A. The Company follows accrual system of accounting except for insurance claims which are accounted on receipt basis.

b. Basis of preparation of Financial Statements:

Financial statements are prepared under historical cost convention, in accordance with generally accepted accounting principles, the provisions of the Companies Act, 1956 and applicable mandatory accounting standards issued by the ICAI.

c. Fixed Assets and Depreciation:

(i). Fixed assets are stated at cost.

(ii). Depreciation is provided on straight line method as per the rates prescribed in Schedule XIV of the Companies Act, 1956

(iii) Impairment of Assets - Management periodically assess using external and internal sources whether there is any indication that an asset is impaired.

d. Investments are treated as long term & are stated at Cost.

e. Valuation of Inventories:

(i). Stores, Spares, Loose Tools, Raw materials and consumables - at cost.

(ii). Work-in-process at cost and Finished Goods at lower of cost or net realisable value.

f. Sales: The export sales are accounted for on shipment of goods.

g. Retirement benefits:

(i). The Company is contributing to Employees'' Provident Fund & Employees'' State Insurance Scheme.

The contributions made by the company are charged to the Profit and Loss account.

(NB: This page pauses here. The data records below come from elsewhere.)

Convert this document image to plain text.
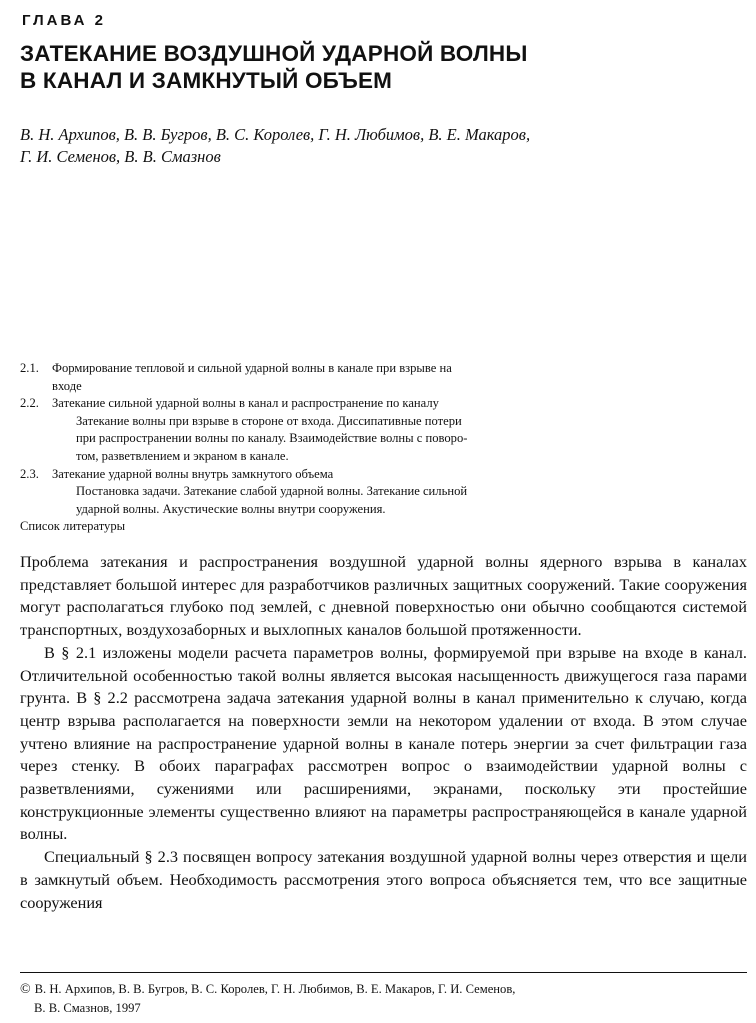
ГЛАВА 2
ЗАТЕКАНИЕ ВОЗДУШНОЙ УДАРНОЙ ВОЛНЫ
В КАНАЛ И ЗАМКНУТЫЙ ОБЪЕМ
В. Н. Архипов, В. В. Бугров, В. С. Королев, Г. Н. Любимов, В. Е. Макаров,
Г. И. Семенов, В. В. Смазнов
2.1.	Формирование тепловой и сильной ударной волны в канале при взрыве на
входе
2.2.	Затекание сильной ударной волны в канал и распространение по каналу
Затекание волны при взрыве в стороне от входа. Диссипативные потери
при распространении волны по каналу. Взаимодействие волны с поворо-
том, разветвлением и экраном в канале.
2.3.	Затекание ударной волны внутрь замкнутого объема
Постановка задачи. Затекание слабой ударной волны. Затекание сильной
ударной волны. Акустические волны внутри сооружения.
Список литературы

Проблема затекания и распространения воздушной ударной волны ядерного взрыва в каналах представляет большой интерес для разработчиков различных защитных сооружений. Такие сооружения могут располагаться глубоко под землей, с дневной поверхностью они обычно сообщаются системой транспортных, воздухозаборных и выхлопных каналов большой протяженности.

В § 2.1 изложены модели расчета параметров волны, формируемой при взрыве на входе в канал. Отличительной особенностью такой волны является высокая насыщенность движущегося газа парами грунта. В § 2.2 рассмотрена задача затекания ударной волны в канал применительно к случаю, когда центр взрыва располагается на поверхности земли на некотором удалении от входа. В этом случае учтено влияние на распространение ударной волны в канале потерь энергии за счет фильтрации газа через стенку. В обоих параграфах рассмотрен вопрос о взаимодействии ударной волны с разветвлениями, сужениями или расширениями, экранами, поскольку эти простейшие конструкционные элементы существенно влияют на параметры распространяющейся в канале ударной волны.

Специальный § 2.3 посвящен вопросу затекания воздушной ударной волны через отверстия и щели в замкнутый объем. Необходимость рассмотрения этого вопроса объясняется тем, что все защитные сооружения

© В. Н. Архипов, В. В. Бугров, В. С. Королев, Г. Н. Любимов, В. Е. Макаров, Г. И. Семенов,
В. В. Смазнов, 1997
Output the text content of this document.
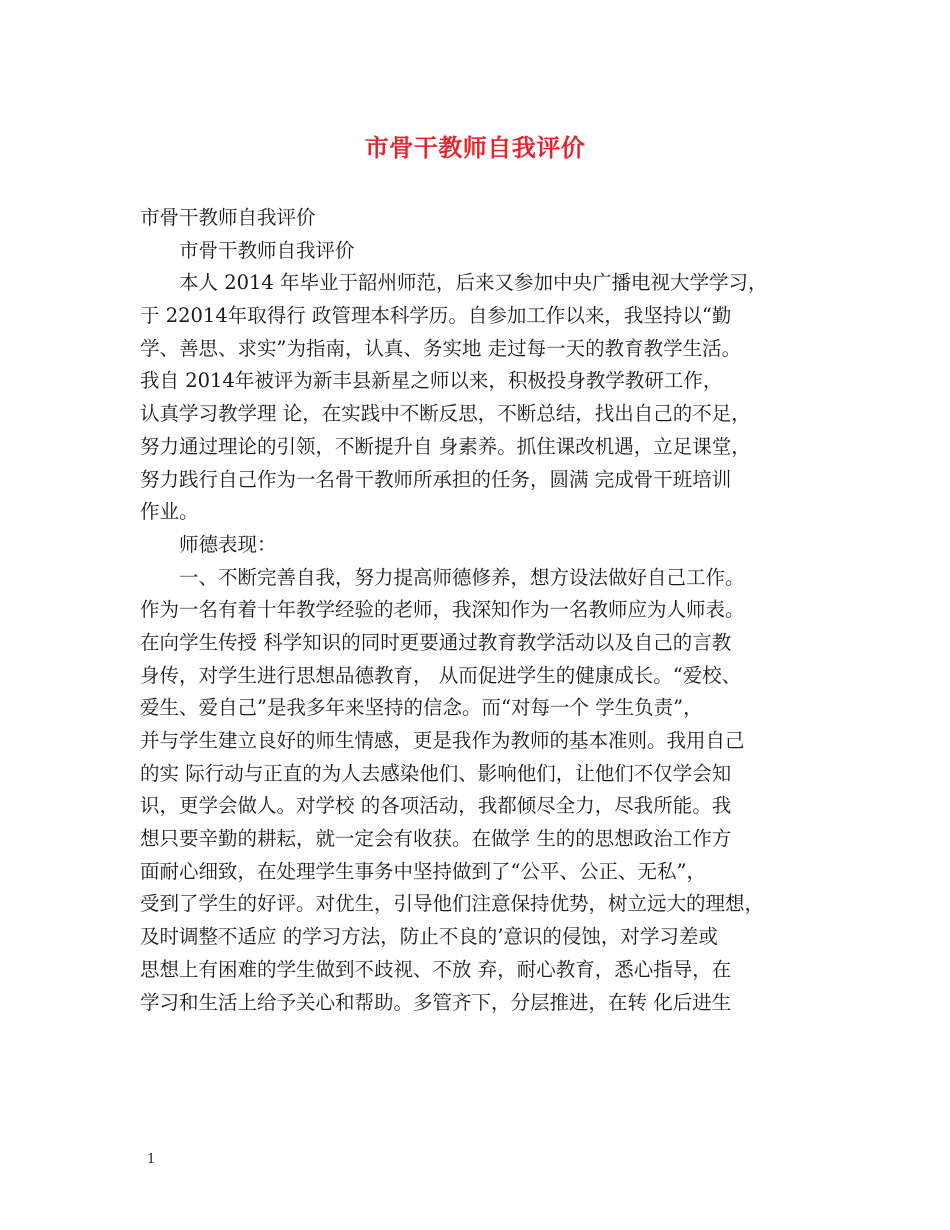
市骨干教师自我评价
市骨干教师自我评价
市骨干教师自我评价
本人 2014 年毕业于韶州师范，后来又参加中央广播电视大学学习，
于 22014年取得行 政管理本科学历。自参加工作以来，我坚持以“勤
学、善思、求实”为指南，认真、务实地 走过每一天的教育教学生活。
我自 2014年被评为新丰县新星之师以来，积极投身教学教研工作，
认真学习教学理 论，在实践中不断反思，不断总结，找出自己的不足，
努力通过理论的引领，不断提升自 身素养。抓住课改机遇，立足课堂，
努力践行自己作为一名骨干教师所承担的任务，圆满 完成骨干班培训
作业。
师德表现：
一、不断完善自我，努力提高师德修养，想方设法做好自己工作。
作为一名有着十年教学经验的老师，我深知作为一名教师应为人师表。
在向学生传授 科学知识的同时更要通过教育教学活动以及自己的言教
身传，对学生进行思想品德教育， 从而促进学生的健康成长。“爱校、
爱生、爱自己”是我多年来坚持的信念。而“对每一个 学生负责”，
并与学生建立良好的师生情感，更是我作为教师的基本准则。我用自己
的实 际行动与正直的为人去感染他们、影响他们，让他们不仅学会知
识，更学会做人。对学校 的各项活动，我都倾尽全力，尽我所能。我
想只要辛勤的耕耘，就一定会有收获。在做学 生的的思想政治工作方
面耐心细致，在处理学生事务中坚持做到了“公平、公正、无私”，
受到了学生的好评。对优生，引导他们注意保持优势，树立远大的理想，
及时调整不适应 的学习方法，防止不良的’意识的侵蚀，对学习差或
思想上有困难的学生做到不歧视、不放 弃，耐心教育，悉心指导，在
学习和生活上给予关心和帮助。多管齐下，分层推进，在转 化后进生
1
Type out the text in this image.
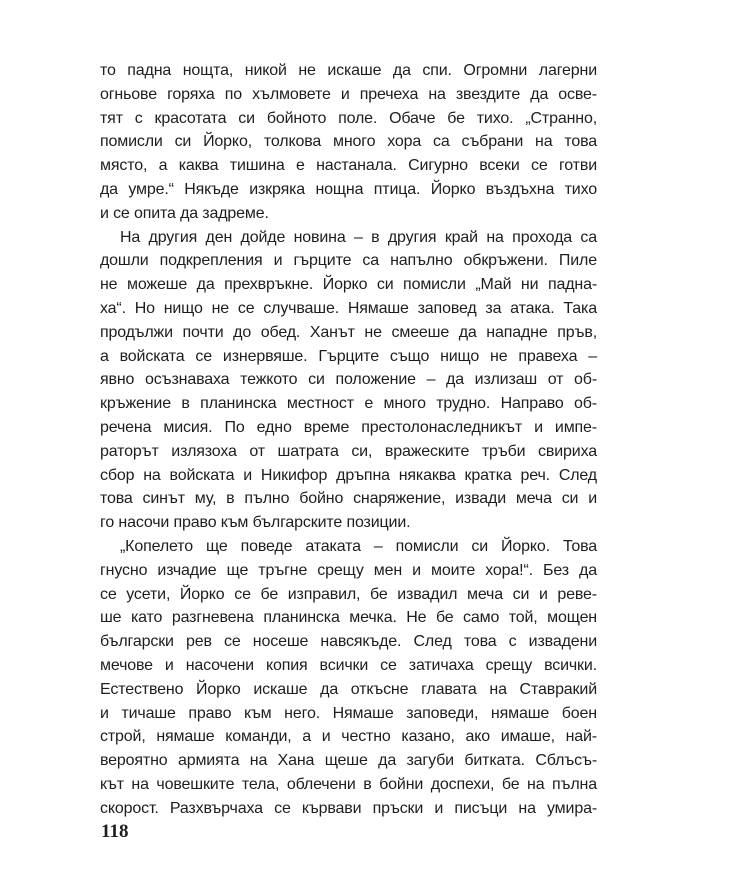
то падна нощта, никой не искаше да спи. Огромни лагерни
огньове горяха по хълмовете и пречеха на звездите да осве-
тят с красотата си бойното поле. Обаче бе тихо. „Странно,
помисли си Йорко, толкова много хора са събрани на това
място, а каква тишина е настанала. Сигурно всеки се готви
да умре.“ Някъде изкряка нощна птица. Йорко въздъхна тихо
и се опита да задреме.
На другия ден дойде новина – в другия край на прохода са
дошли подкрепления и гърците са напълно обкръжени. Пиле
не можеше да прехвръкне. Йорко си помисли „Май ни падна-
ха“. Но нищо не се случваше. Нямаше заповед за атака. Така
продължи почти до обед. Ханът не смееше да нападне пръв,
а войската се изнервяше. Гърците също нищо не правеха –
явно осъзнаваха тежкото си положение – да излизаш от об-
кръжение в планинска местност е много трудно. Направо об-
речена мисия. По едно време престолонаследникът и импе-
раторът излязоха от шатрата си, вражеските тръби свириха
сбор на войската и Никифор дръпна някаква кратка реч. След
това синът му, в пълно бойно снаряжение, извади меча си и
го насочи право към българските позиции.
„Копелето ще поведе атаката – помисли си Йорко. Това
гнусно изчадие ще тръгне срещу мен и моите хора!“. Без да
се усети, Йорко се бе изправил, бе извадил меча си и реве-
ше като разгневена планинска мечка. Не бе само той, мощен
български рев се носеше навсякъде. След това с извадени
мечове и насочени копия всички се затичаха срещу всички.
Естествено Йорко искаше да откъсне главата на Ставракий
и тичаше право към него. Нямаше заповеди, нямаше боен
строй, нямаше команди, а и честно казано, ако имаше, най-
вероятно армията на Хана щеше да загуби битката. Сблъсъ-
кът на човешките тела, облечени в бойни доспехи, бе на пълна
скорост. Разхвърчаха се кървави пръски и писъци на умира-
118
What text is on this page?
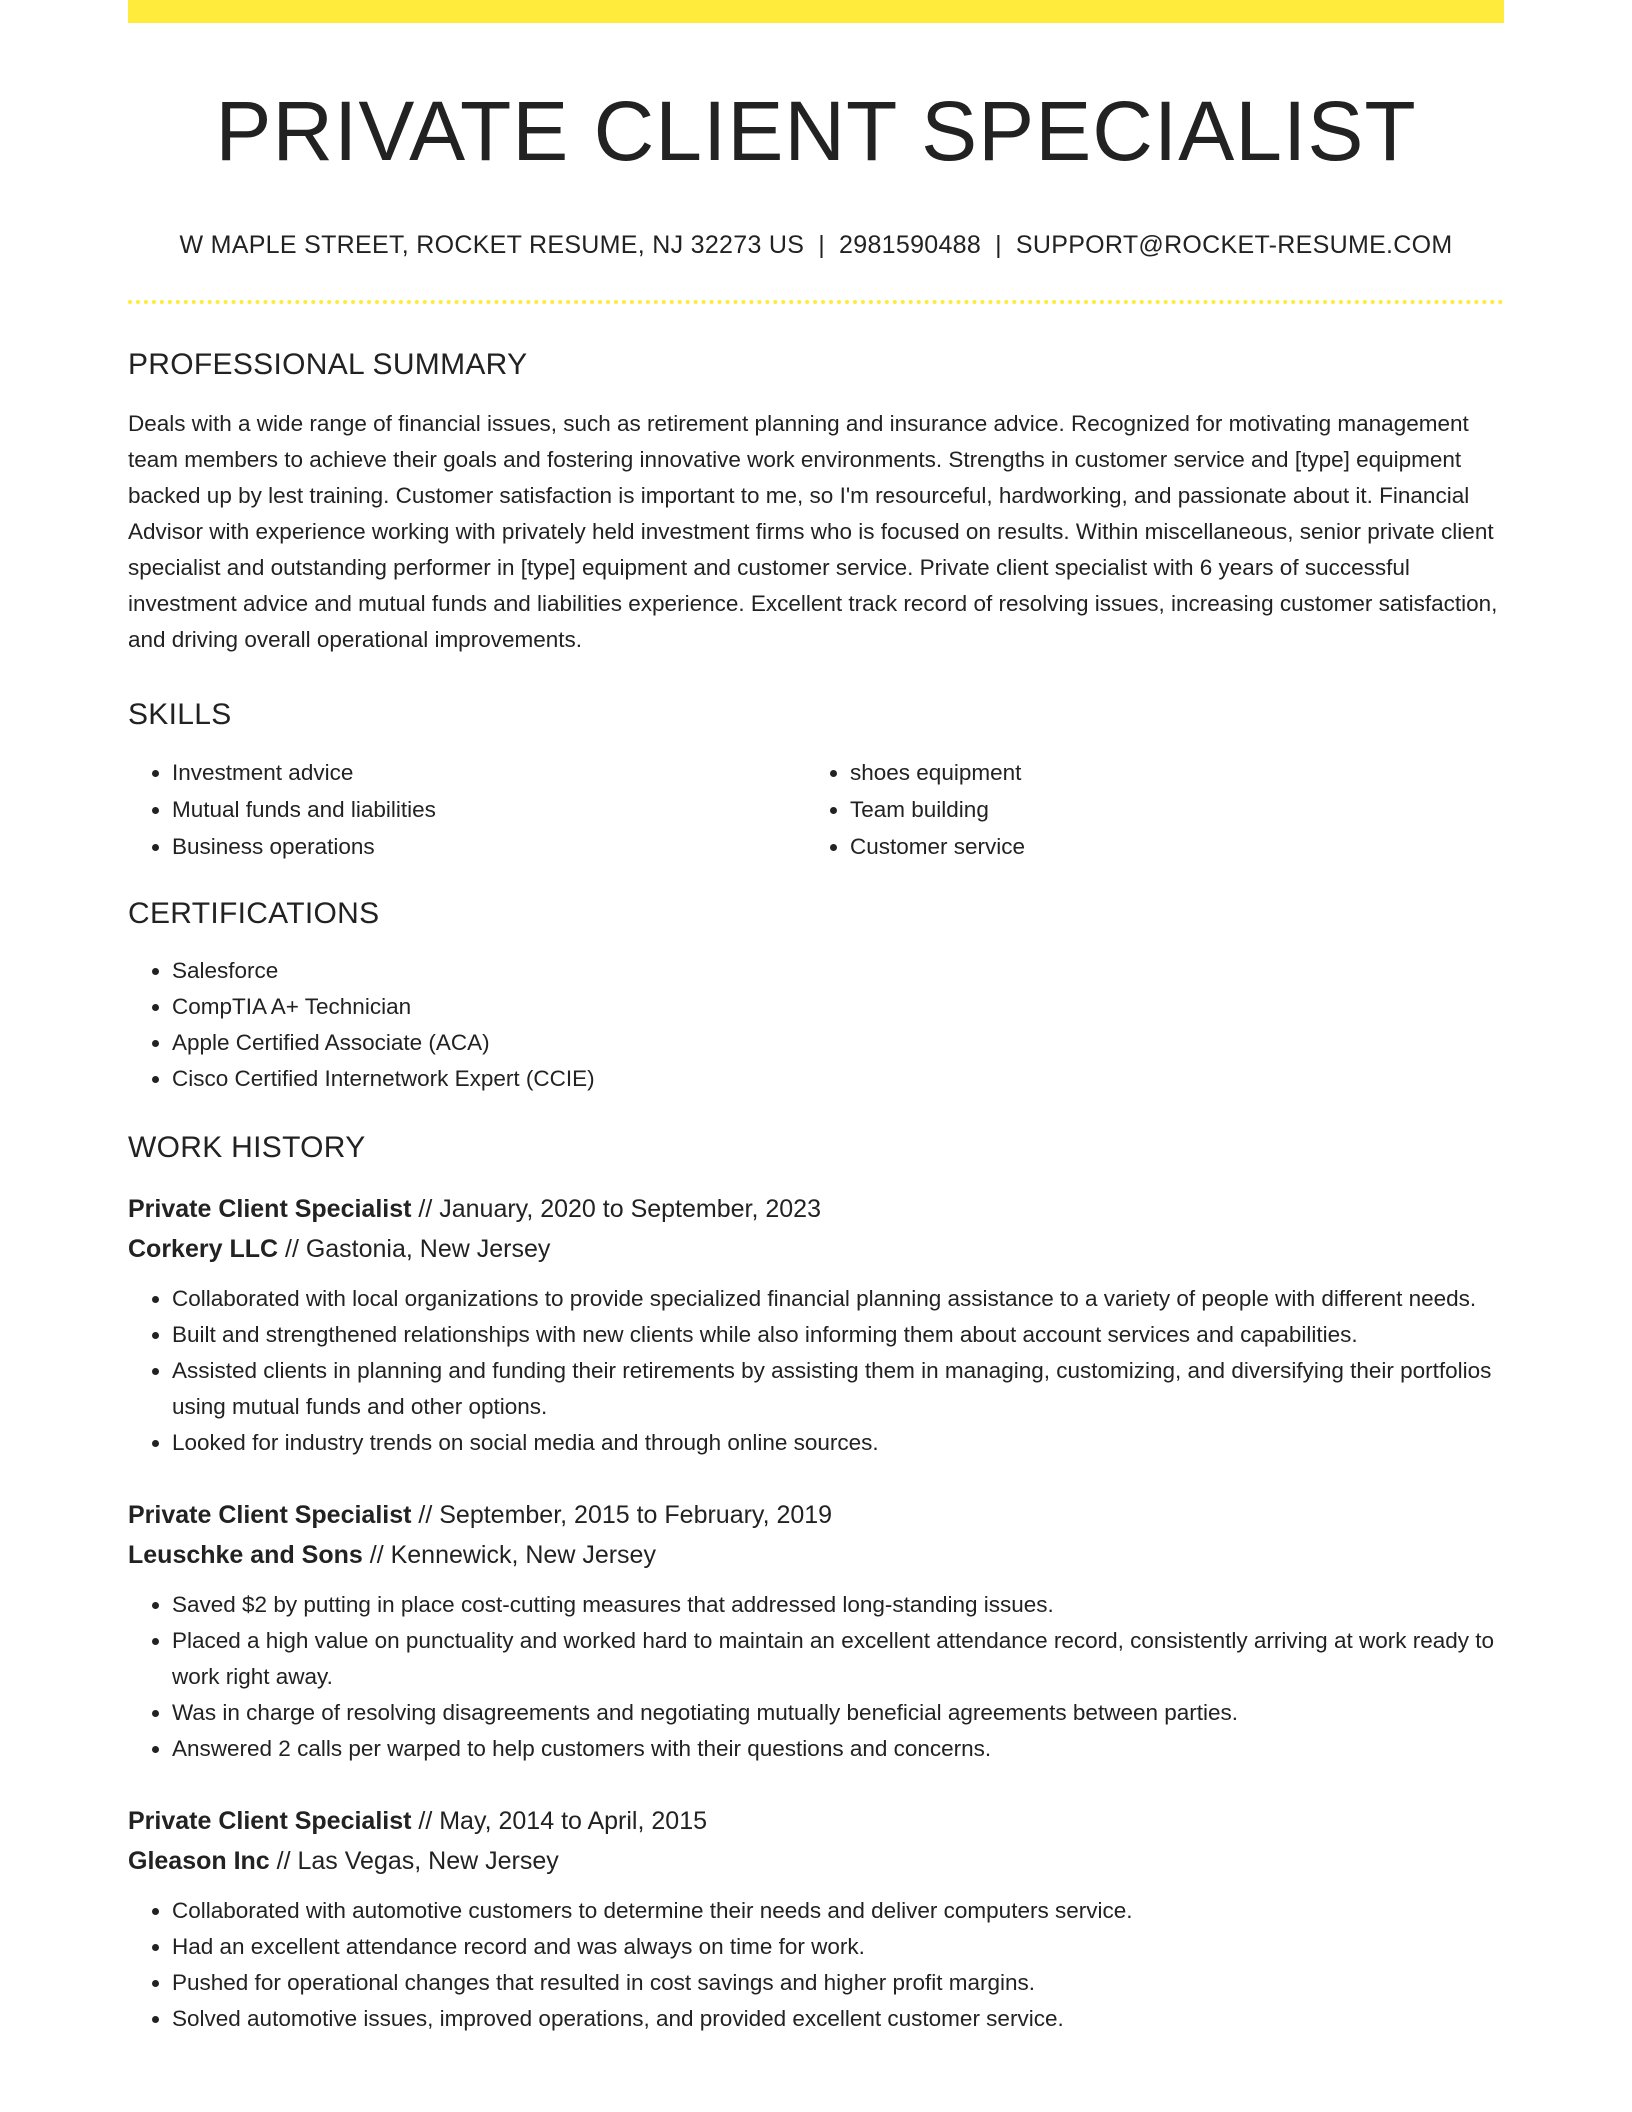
PRIVATE CLIENT SPECIALIST
W MAPLE STREET, ROCKET RESUME, NJ 32273 US | 2981590488 | SUPPORT@ROCKET-RESUME.COM
PROFESSIONAL SUMMARY
Deals with a wide range of financial issues, such as retirement planning and insurance advice. Recognized for motivating management team members to achieve their goals and fostering innovative work environments. Strengths in customer service and [type] equipment backed up by lest training. Customer satisfaction is important to me, so I'm resourceful, hardworking, and passionate about it. Financial Advisor with experience working with privately held investment firms who is focused on results. Within miscellaneous, senior private client specialist and outstanding performer in [type] equipment and customer service. Private client specialist with 6 years of successful investment advice and mutual funds and liabilities experience. Excellent track record of resolving issues, increasing customer satisfaction, and driving overall operational improvements.
SKILLS
• Investment advice
• Mutual funds and liabilities
• Business operations
• shoes equipment
• Team building
• Customer service
CERTIFICATIONS
• Salesforce
• CompTIA A+ Technician
• Apple Certified Associate (ACA)
• Cisco Certified Internetwork Expert (CCIE)
WORK HISTORY
Private Client Specialist // January, 2020 to September, 2023
Corkery LLC // Gastonia, New Jersey
• Collaborated with local organizations to provide specialized financial planning assistance to a variety of people with different needs.
• Built and strengthened relationships with new clients while also informing them about account services and capabilities.
• Assisted clients in planning and funding their retirements by assisting them in managing, customizing, and diversifying their portfolios using mutual funds and other options.
• Looked for industry trends on social media and through online sources.
Private Client Specialist // September, 2015 to February, 2019
Leuschke and Sons // Kennewick, New Jersey
• Saved $2 by putting in place cost-cutting measures that addressed long-standing issues.
• Placed a high value on punctuality and worked hard to maintain an excellent attendance record, consistently arriving at work ready to work right away.
• Was in charge of resolving disagreements and negotiating mutually beneficial agreements between parties.
• Answered 2 calls per warped to help customers with their questions and concerns.
Private Client Specialist // May, 2014 to April, 2015
Gleason Inc // Las Vegas, New Jersey
• Collaborated with automotive customers to determine their needs and deliver computers service.
• Had an excellent attendance record and was always on time for work.
• Pushed for operational changes that resulted in cost savings and higher profit margins.
• Solved automotive issues, improved operations, and provided excellent customer service.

(ii) The gratuity covered by the Group Gratuity Insurance Scheme policy with Life Insurance Corporation of India, and the premium paid is charged to profit and loss account. (iii). Provision for leave encashment as at the year end is charged to Profit and Loss account. h. Foreign Exchange Transactions:

(i) Foreign currency transactions are recorded at the exchange rate prevalent as on the date of the transaction. The gains or losses on realisation are accounted for in the Profit & Loss Account.

(ii) The foreign currency availed for foreign travel has been translated at the exchange rate at the time of purchase.

I. Borrowing costs Interest cost on qualifying asset, being an asset that necessarily take substantial period of time to get ready for its intended use or sale (as per AS16) is capitalised on the funds borrowed and utilised for the acquisition of such assets.

j. Treatment of expenditure during construction period Expenditure during construction period is included under Capital Work in Progress and the same is allocated to the respective Fixed Assets on completion of construction / erection.

k. Intangible Assets - Intangible Assets are recognised only if

a) it is probable that the future economic benefits that are attributable to the assets will flow to the company, and

b) the cost / fair value of the assets can be measured reliably.

l. Provision & Contingent Liability - The company recognizes a provision when there is a present obligation as a result of a past event that probably requires an outflow of resources and a reliable estimate can be made of the amount of the obligation. The disclosure for contingent liability is made when there is a possible obligation or a present obligation but outflow of resources is not probable.